Page 1 of 1

wish to crawl pages for links but not include them in the index

Posted: Tue May 13, 2008 12:22 pm
by jgdoke
I need to crawl a site and have some pages which have the links to the real content be crawled for the links but not be included in the index.

For instance this page has the links I want in the index:
http://literature.rockwellautomation.co ... %20English

But I dont want that page in the index.
Hope that makes sense.
John

wish to crawl pages for links but not include them in the index

Posted: Tue May 13, 2008 12:32 pm
by mark
Use "Exclude by field". Create a metamorph query to match only those pages you want to affect. Use Exclude "Pages only" to exclude the page content but keep the links.

wish to crawl pages for links but not include them in the index

Posted: Fri May 16, 2008 5:27 pm
by jgdoke
I have searched for documentation on a metamorph query but did not find out how I would exclude pages with *browse* in the url. Can you help with that syntax?
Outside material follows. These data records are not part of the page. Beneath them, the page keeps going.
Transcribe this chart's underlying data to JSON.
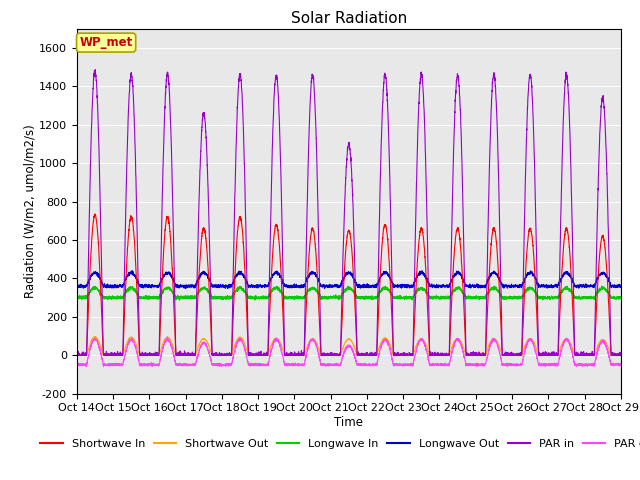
{
  "title": "Solar Radiation",
  "xlabel": "Time",
  "ylabel": "Radiation (W/m2, umol/m2/s)",
  "ylim": [
    -200,
    1700
  ],
  "xlim": [
    0,
    15
  ],
  "xtick_labels": [
    "Oct 14",
    "Oct 15",
    "Oct 16",
    "Oct 17",
    "Oct 18",
    "Oct 19",
    "Oct 20",
    "Oct 21",
    "Oct 22",
    "Oct 23",
    "Oct 24",
    "Oct 25",
    "Oct 26",
    "Oct 27",
    "Oct 28",
    "Oct 29"
  ],
  "legend_labels": [
    "Shortwave In",
    "Shortwave Out",
    "Longwave In",
    "Longwave Out",
    "PAR in",
    "PAR out"
  ],
  "colors": {
    "shortwave_in": "#ff0000",
    "shortwave_out": "#ffa500",
    "longwave_in": "#00cc00",
    "longwave_out": "#0000cc",
    "par_in": "#9900cc",
    "par_out": "#ff44ff"
  },
  "n_days": 15,
  "pts_per_day": 288,
  "par_peaks": [
    1480,
    1460,
    1460,
    1260,
    1460,
    1460,
    1460,
    1100,
    1460,
    1460,
    1460,
    1460,
    1460,
    1460,
    1340
  ],
  "sw_peaks": [
    730,
    720,
    720,
    660,
    720,
    680,
    660,
    650,
    680,
    660,
    660,
    660,
    660,
    660,
    620
  ],
  "annotation_text": "WP_met",
  "annotation_color": "#cc0000",
  "annotation_bg": "#ffff99",
  "background_color": "#e8e8e8",
  "title_fontsize": 11,
  "label_fontsize": 8.5,
  "tick_fontsize": 8,
  "legend_fontsize": 8
}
wish to crawl pages for links but not include them in the index

Posted: Fri May 16, 2008 5:45 pm
by mark
Do you want to match the word or a substring (joebrowser)?
If the word enter
browse
If the substring enter
/browse

wish to crawl pages for links but not include them in the index

Posted: Fri May 16, 2008 5:51 pm
by jgdoke
there are two different url's tht I would like to match and only them.
http://literature.rockwellautomation.co ... /webassets /browse_results.hcst
http://literature.rockwellautomation.co ... egory.hcst

I need the links from them but not the page.

So if I enter browse_ that should catch both.

correct?

wish to crawl pages for links but not include them in the index

Posted: Mon May 19, 2008 10:42 am
by mark
Yes, and anything similar of course.